Certainly not losing sight of the historic nature of the upcoming race, the HDP has been quite active in the transfer market: Over the past weeks, the party has successfully secured the services of several high-profile figures with no political future elsewhere. In late February, Turkish media outlets reported that AK Party founder Dengir Mir Mehmet Fırat and Professor Mithat Sancar, a former member of the Wisemen Committee, had struck a deal with HDP executives to run for public office in June 2015. Last week, former Gaziantep Mayor Celal Doğan, who controlled the Southeastern metropolis between 1989 and 2004 for the Republicans, announced that he had not been approached by the CHP and joined the HDP ranks. With the final draft of nominee lists due on April 7, there is still some time for the party to track down household names.

With the HDP campaign already underway, there has been no shortage of skeptics questioning the leadership's decision to participate in the 2015 parliamentary elections as a party rather than endorse independent candidates - a break away with the Kurdish political movement's electoral strategy of the past decade. HDP faithfuls, however, recall last summer's presidential race where HDP Co-Chairman Selahattin Demirtaş received 9.8 percent of the vote and argue that, if anything, the party has scored some additional points by helping take the Kurdish reconciliation process to the next step. They, furthermore, point out that many secular-minded urbanites, who had long been on the fence between the CHP - whose perceived ineffectiveness represents a major turn-off- and the HDP, which, they thought, did not have a real shot at passing the threshold. Presenting itself as a young, energetic and passionate alternative to the seemingly outdated and elitist Republicans, the HDP seeks to convert secular-minded urban-based millennials to win big.
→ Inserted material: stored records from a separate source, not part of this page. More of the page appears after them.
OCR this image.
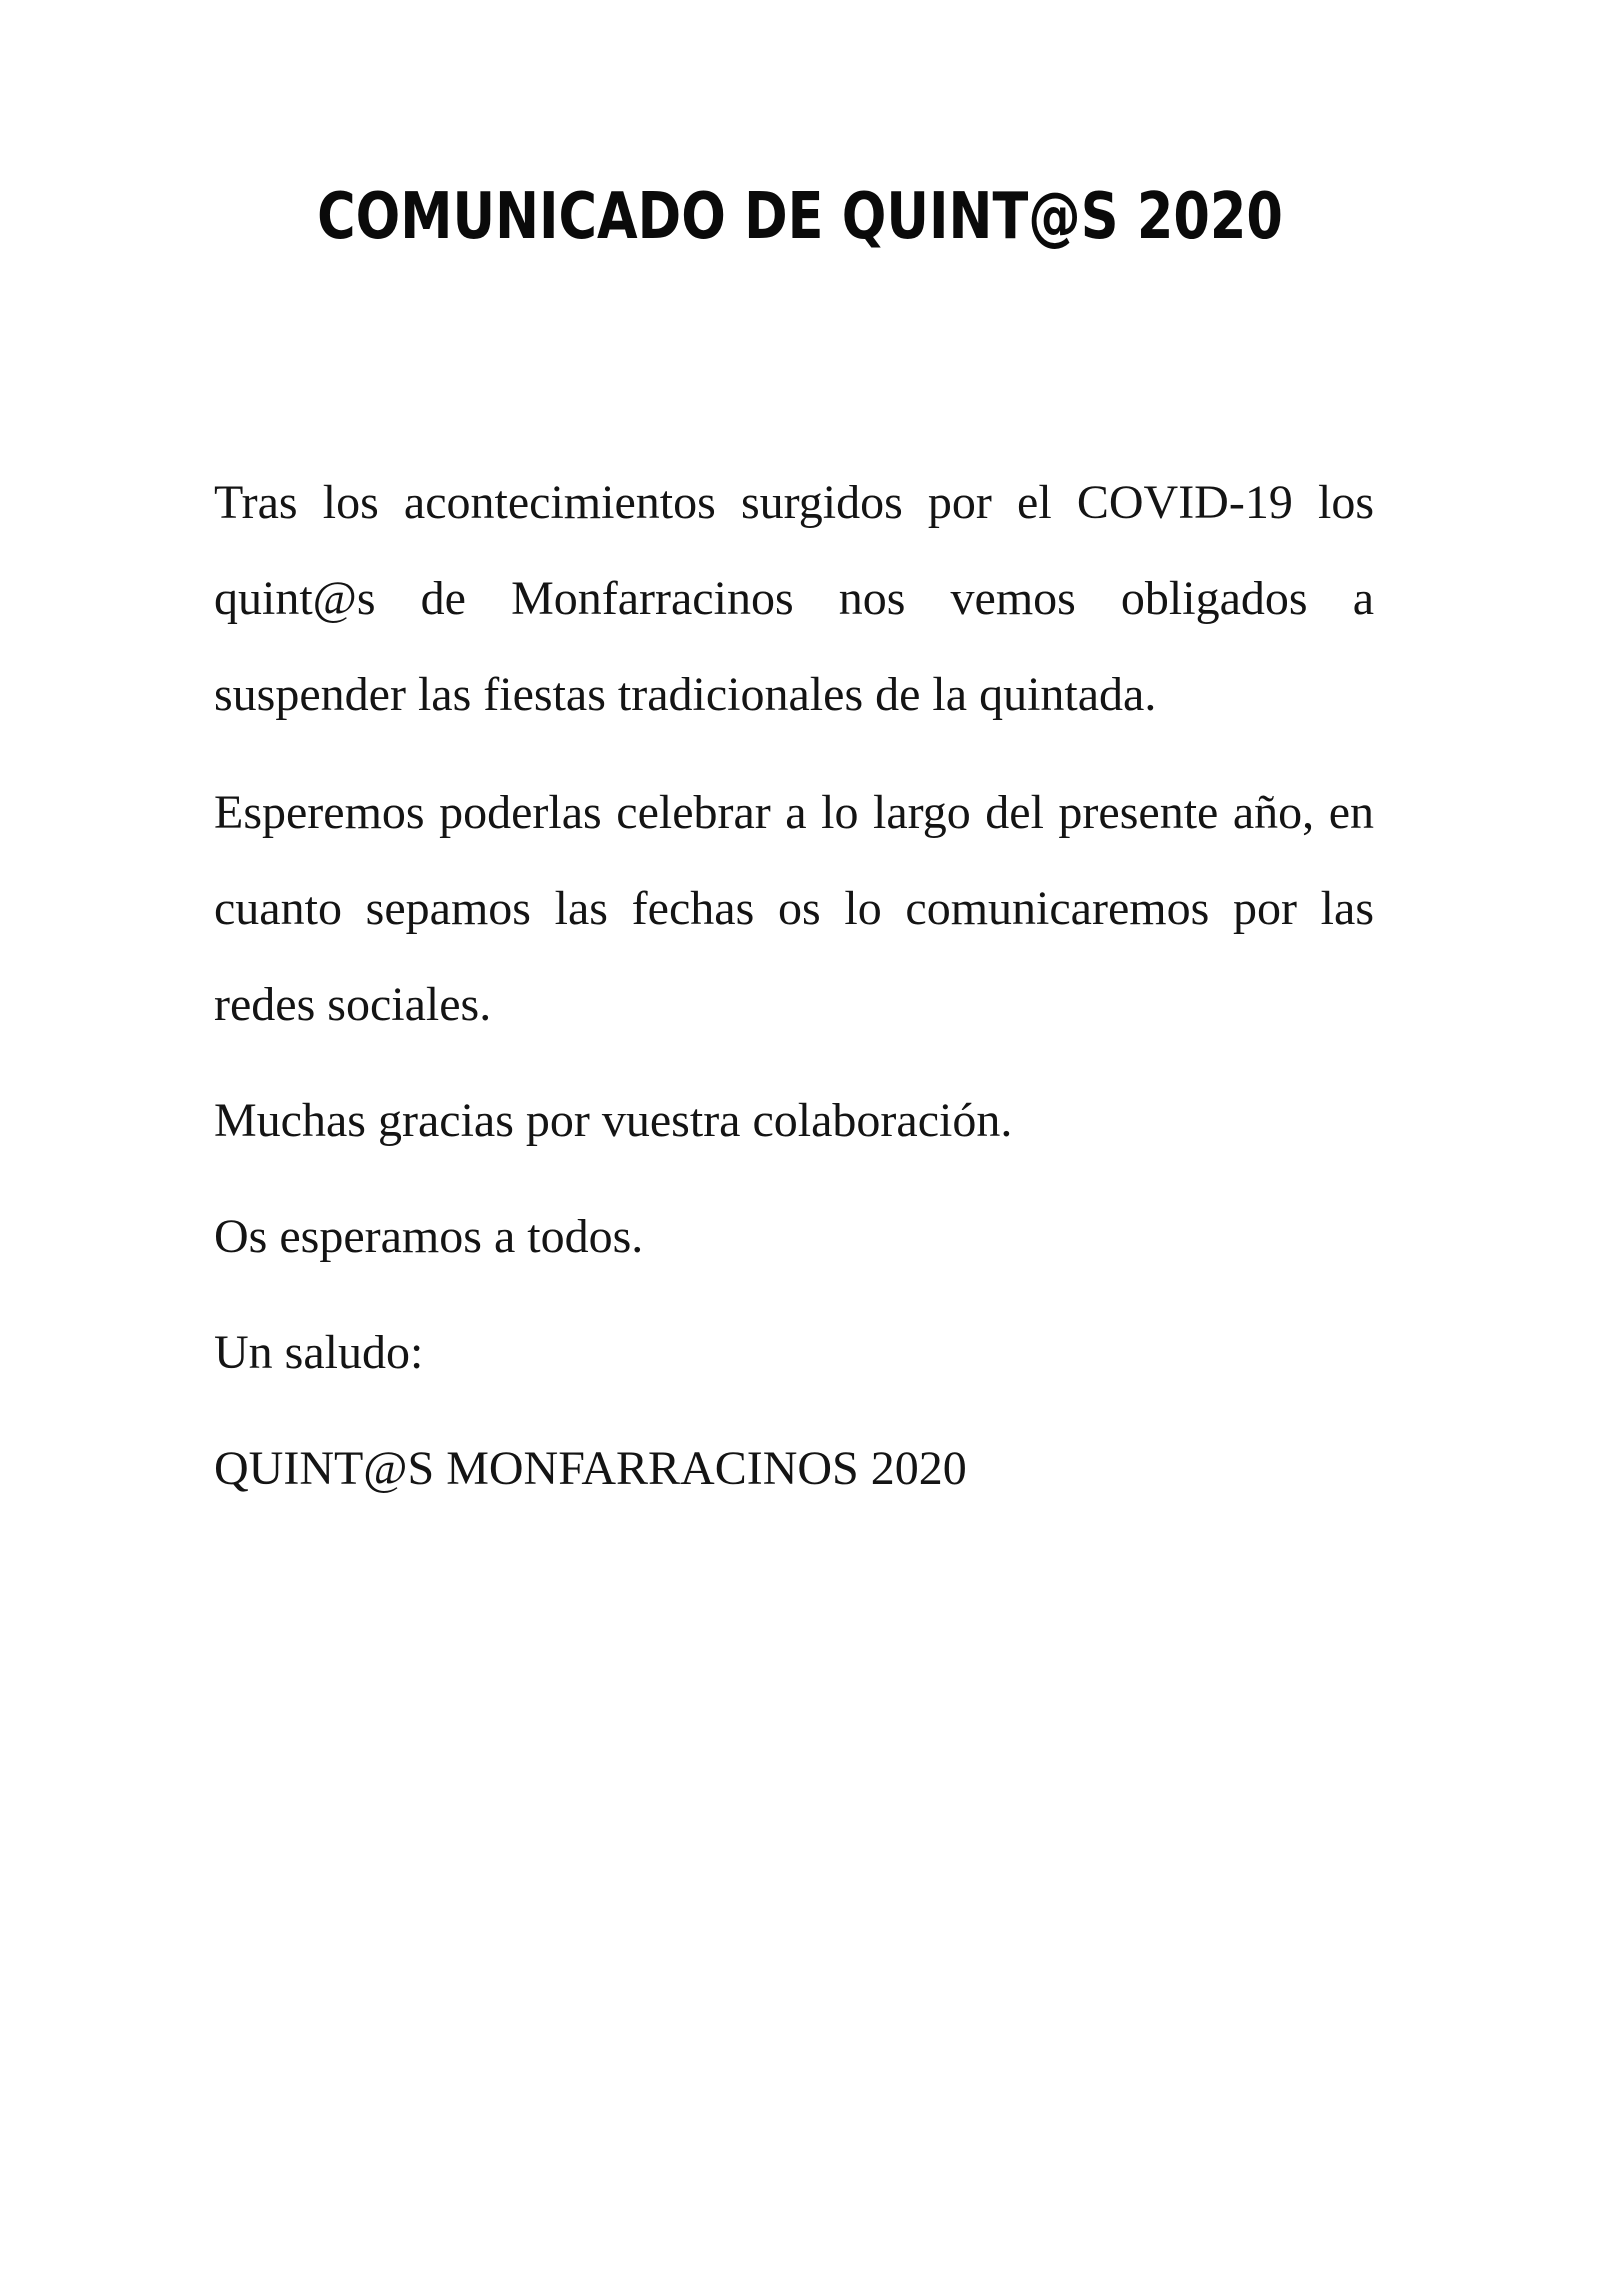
COMUNICADO DE QUINT@S 2020

Tras los acontecimientos surgidos por el COVID-19 los quint@s de Monfarracinos nos vemos obligados a suspender las fiestas tradicionales de la quintada.

Esperemos poderlas celebrar a lo largo del presente año, en cuanto sepamos las fechas os lo comunicaremos por las redes sociales.

Muchas gracias por vuestra colaboración.

Os esperamos a todos.

Un saludo:

QUINT@S MONFARRACINOS 2020
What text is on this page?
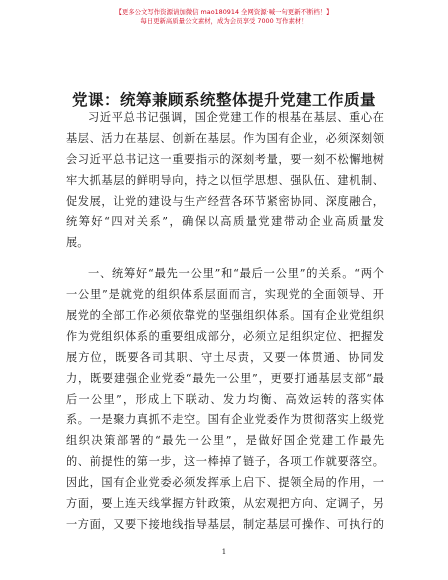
【更多公文写作资源请加微信 mao180914 全网资源·喊一句更新不断档！】
每日更新高质量公文素材，成为会员享受 7000 写作素材！
党课：统筹兼顾系统整体提升党建工作质量
习近平总书记强调，国企党建工作的根基在基层、重心在
基层、活力在基层、创新在基层。作为国有企业，必须深刻领
会习近平总书记这一重要指示的深刻考量，要一刻不松懈地树
牢大抓基层的鲜明导向，持之以恒学思想、强队伍、建机制、
促发展，让党的建设与生产经营各环节紧密协同、深度融合，
统筹好“四对关系”，确保以高质量党建带动企业高质量发
展。
一、统筹好“最先一公里”和“最后一公里”的关系。“两个
一公里”是就党的组织体系层面而言，实现党的全面领导、开
展党的全部工作必须依靠党的坚强组织体系。国有企业党组织
作为党组织体系的重要组成部分，必须立足组织定位、把握发
展方位，既要各司其职、守土尽责，又要一体贯通、协同发
力，既要建强企业党委“最先一公里”，更要打通基层支部“最
后一公里”，形成上下联动、发力均衡、高效运转的落实体
系。一是聚力真抓不走空。国有企业党委作为贯彻落实上级党
组织决策部署的“最先一公里”，是做好国企党建工作最先
的、前提性的第一步，这一棒掉了链子，各项工作就要落空。
因此，国有企业党委必须发挥承上启下、提领全局的作用，一
方面，要上连天线掌握方针政策，从宏观把方向、定调子，另
一方面，又要下接地线指导基层，制定基层可操作、可执行的
1
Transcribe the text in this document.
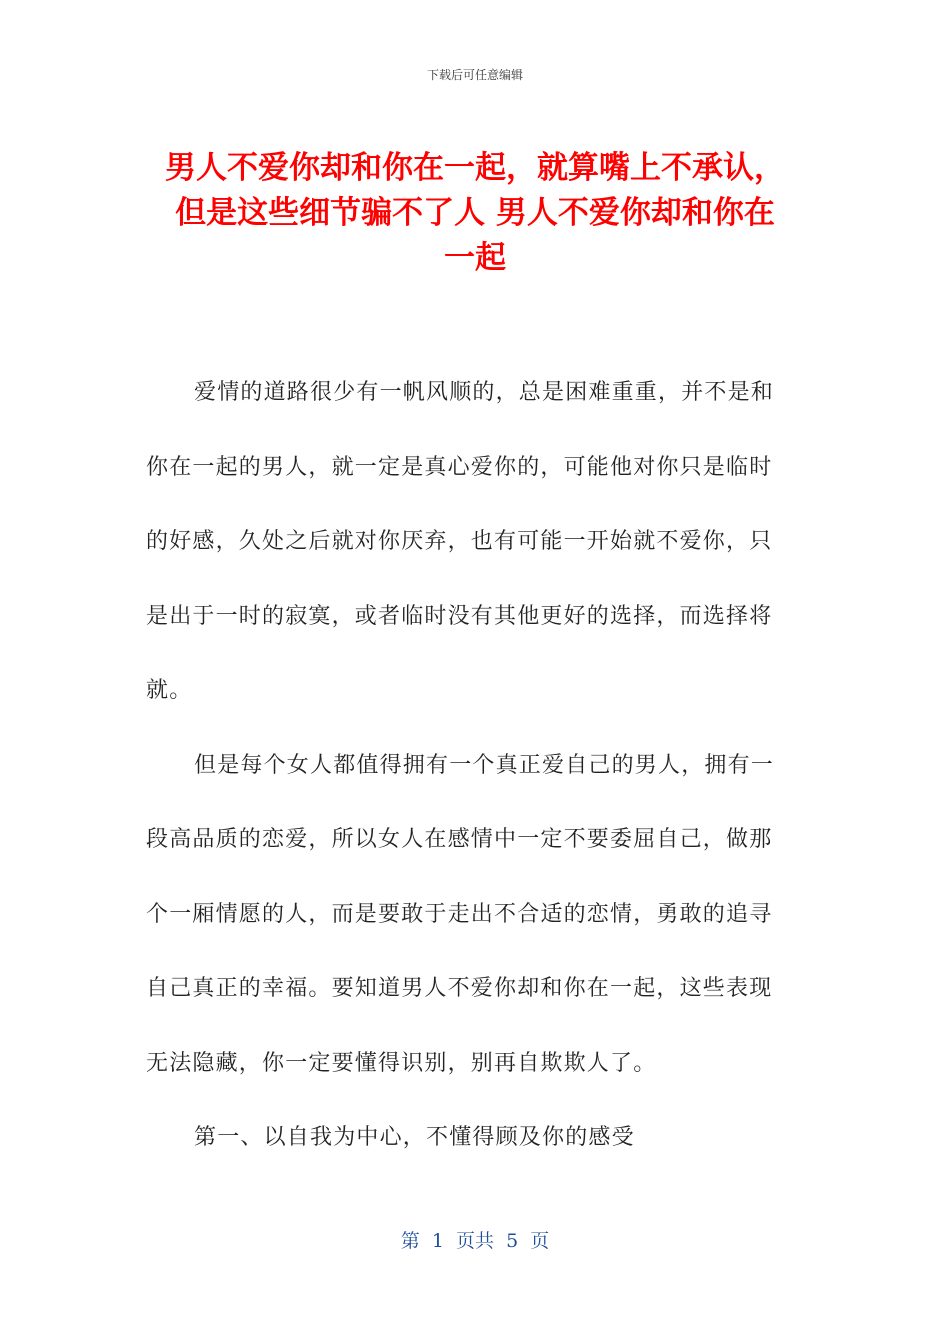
下载后可任意编辑
男人不爱你却和你在一起，就算嘴上不承认，
但是这些细节骗不了人 男人不爱你却和你在
一起
爱情的道路很少有一帆风顺的，总是困难重重，并不是和
你在一起的男人，就一定是真心爱你的，可能他对你只是临时
的好感，久处之后就对你厌弃，也有可能一开始就不爱你，只
是出于一时的寂寞，或者临时没有其他更好的选择，而选择将
就。
但是每个女人都值得拥有一个真正爱自己的男人，拥有一
段高品质的恋爱，所以女人在感情中一定不要委屈自己，做那
个一厢情愿的人，而是要敢于走出不合适的恋情，勇敢的追寻
自己真正的幸福。要知道男人不爱你却和你在一起，这些表现
无法隐藏，你一定要懂得识别，别再自欺欺人了。
第一、以自我为中心，不懂得顾及你的感受
第  1  页共  5  页
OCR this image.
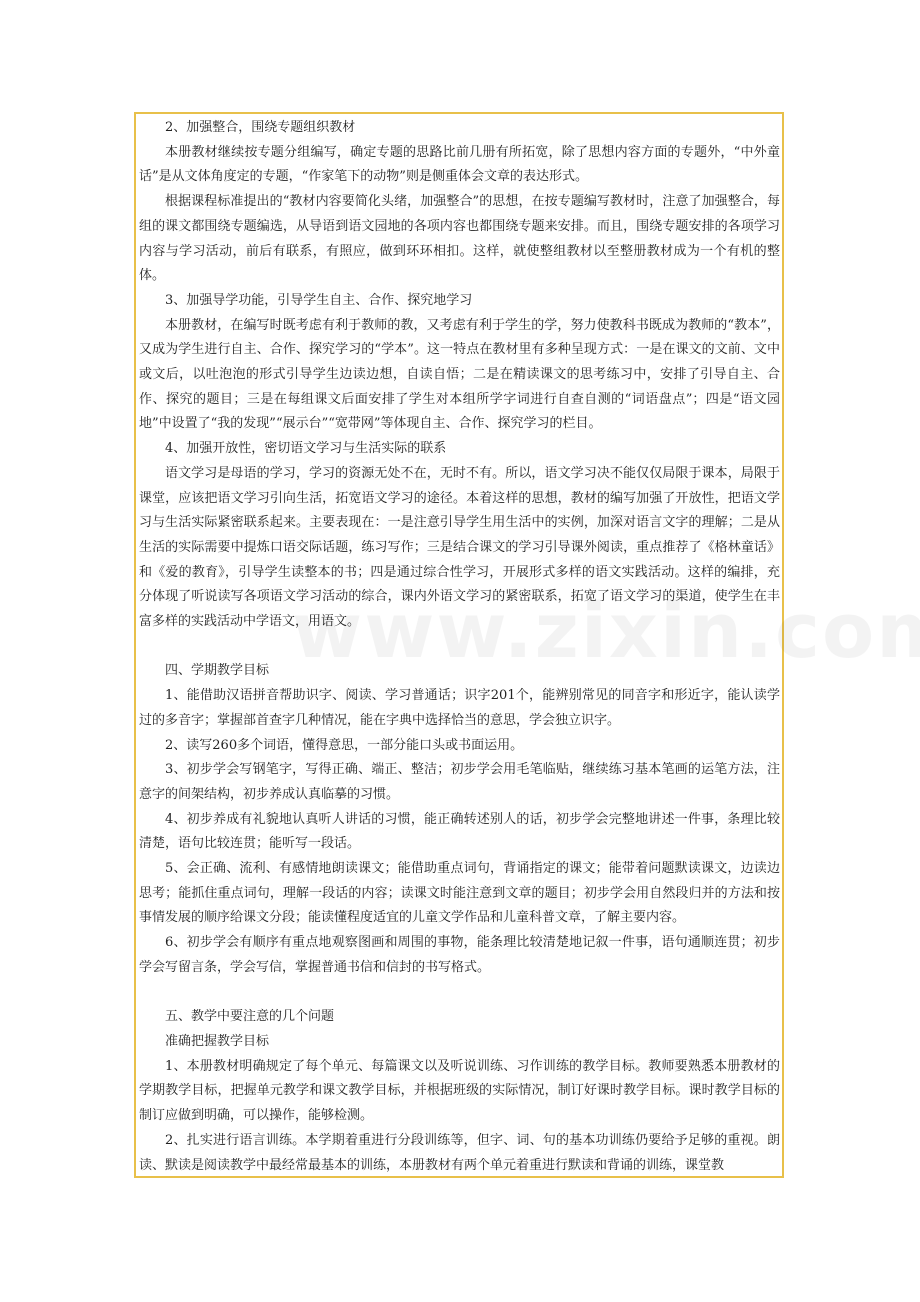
2、加强整合，围绕专题组织教材

本册教材继续按专题分组编写，确定专题的思路比前几册有所拓宽，除了思想内容方面的专题外，“中外童话”是从文体角度定的专题，“作家笔下的动物”则是侧重体会文章的表达形式。

根据课程标准提出的“教材内容要简化头绪，加强整合”的思想，在按专题编写教材时，注意了加强整合，每组的课文都围绕专题编选，从导语到语文园地的各项内容也都围绕专题来安排。而且，围绕专题安排的各项学习内容与学习活动，前后有联系，有照应，做到环环相扣。这样，就使整组教材以至整册教材成为一个有机的整体。

3、加强导学功能，引导学生自主、合作、探究地学习

本册教材，在编写时既考虑有利于教师的教，又考虑有利于学生的学，努力使教科书既成为教师的“教本”，又成为学生进行自主、合作、探究学习的“学本”。这一特点在教材里有多种呈现方式：一是在课文的文前、文中或文后，以吐泡泡的形式引导学生边读边想，自读自悟；二是在精读课文的思考练习中，安排了引导自主、合作、探究的题目；三是在每组课文后面安排了学生对本组所学字词进行自查自测的“词语盘点”；四是“语文园地”中设置了“我的发现”“展示台”“宽带网”等体现自主、合作、探究学习的栏目。

4、加强开放性，密切语文学习与生活实际的联系

语文学习是母语的学习，学习的资源无处不在，无时不有。所以，语文学习决不能仅仅局限于课本，局限于课堂，应该把语文学习引向生活，拓宽语文学习的途径。本着这样的思想，教材的编写加强了开放性，把语文学习与生活实际紧密联系起来。主要表现在：一是注意引导学生用生活中的实例，加深对语言文字的理解；二是从生活的实际需要中提炼口语交际话题，练习写作；三是结合课文的学习引导课外阅读，重点推荐了《格林童话》和《爱的教育》，引导学生读整本的书；四是通过综合性学习，开展形式多样的语文实践活动。这样的编排，充分体现了听说读写各项语文学习活动的综合，课内外语文学习的紧密联系，拓宽了语文学习的渠道，使学生在丰富多样的实践活动中学语文，用语文。

四、学期教学目标

1、能借助汉语拼音帮助识字、阅读、学习普通话；识字201个，能辨别常见的同音字和形近字，能认读学过的多音字；掌握部首查字几种情况，能在字典中选择恰当的意思，学会独立识字。

2、读写260多个词语，懂得意思，一部分能口头或书面运用。

3、初步学会写钢笔字，写得正确、端正、整洁；初步学会用毛笔临贴，继续练习基本笔画的运笔方法，注意字的间架结构，初步养成认真临摹的习惯。

4、初步养成有礼貌地认真听人讲话的习惯，能正确转述别人的话，初步学会完整地讲述一件事，条理比较清楚，语句比较连贯；能听写一段话。

5、会正确、流利、有感情地朗读课文；能借助重点词句，背诵指定的课文；能带着问题默读课文，边读边思考；能抓住重点词句，理解一段话的内容；读课文时能注意到文章的题目；初步学会用自然段归并的方法和按事情发展的顺序给课文分段；能读懂程度适宜的儿童文学作品和儿童科普文章，了解主要内容。

6、初步学会有顺序有重点地观察图画和周围的事物，能条理比较清楚地记叙一件事，语句通顺连贯；初步学会写留言条，学会写信，掌握普通书信和信封的书写格式。

五、教学中要注意的几个问题

准确把握教学目标

1、本册教材明确规定了每个单元、每篇课文以及听说训练、习作训练的教学目标。教师要熟悉本册教材的学期教学目标，把握单元教学和课文教学目标，并根据班级的实际情况，制订好课时教学目标。课时教学目标的制订应做到明确，可以操作，能够检测。

2、扎实进行语言训练。本学期着重进行分段训练等，但字、词、句的基本功训练仍要给予足够的重视。朗读、默读是阅读教学中最经常最基本的训练，本册教材有两个单元着重进行默读和背诵的训练，课堂教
Surely enough, some valid questions still need answering: First and foremost, no observer has a concrete idea about the number of aforementioned on-the-fence secular urbanites. What the Gezi Park protests and other recent developments should have taught us, though, is that the group indeed looks bigger on social media than in real life. The second (and perhaps more important) problem relates to campaign logistics: With no real presence at the local level, political parties simply cannot improve their performance and reach out to new voters. Considering that the HDP largely remains isolated to predominantly Kurdish parts of the country and a handful of metropolitan areas, it will take more than a few familiar faces to score a historic victory.

Either way, there is no denying that the 2015 parliamentary elections will have a major impact on the future of left politics in Turkey: If the HDP manages to break the 10 percent mark, they will have taken their operation to the next level and will concentrate on nationwide outreach over the next four years. If the Kurdish political movement ends up losing big, they will remain the most powerful opposition group in the country and electoral volatility will prove smaller than originally imagined. At this point, however, the vote remains too close to call.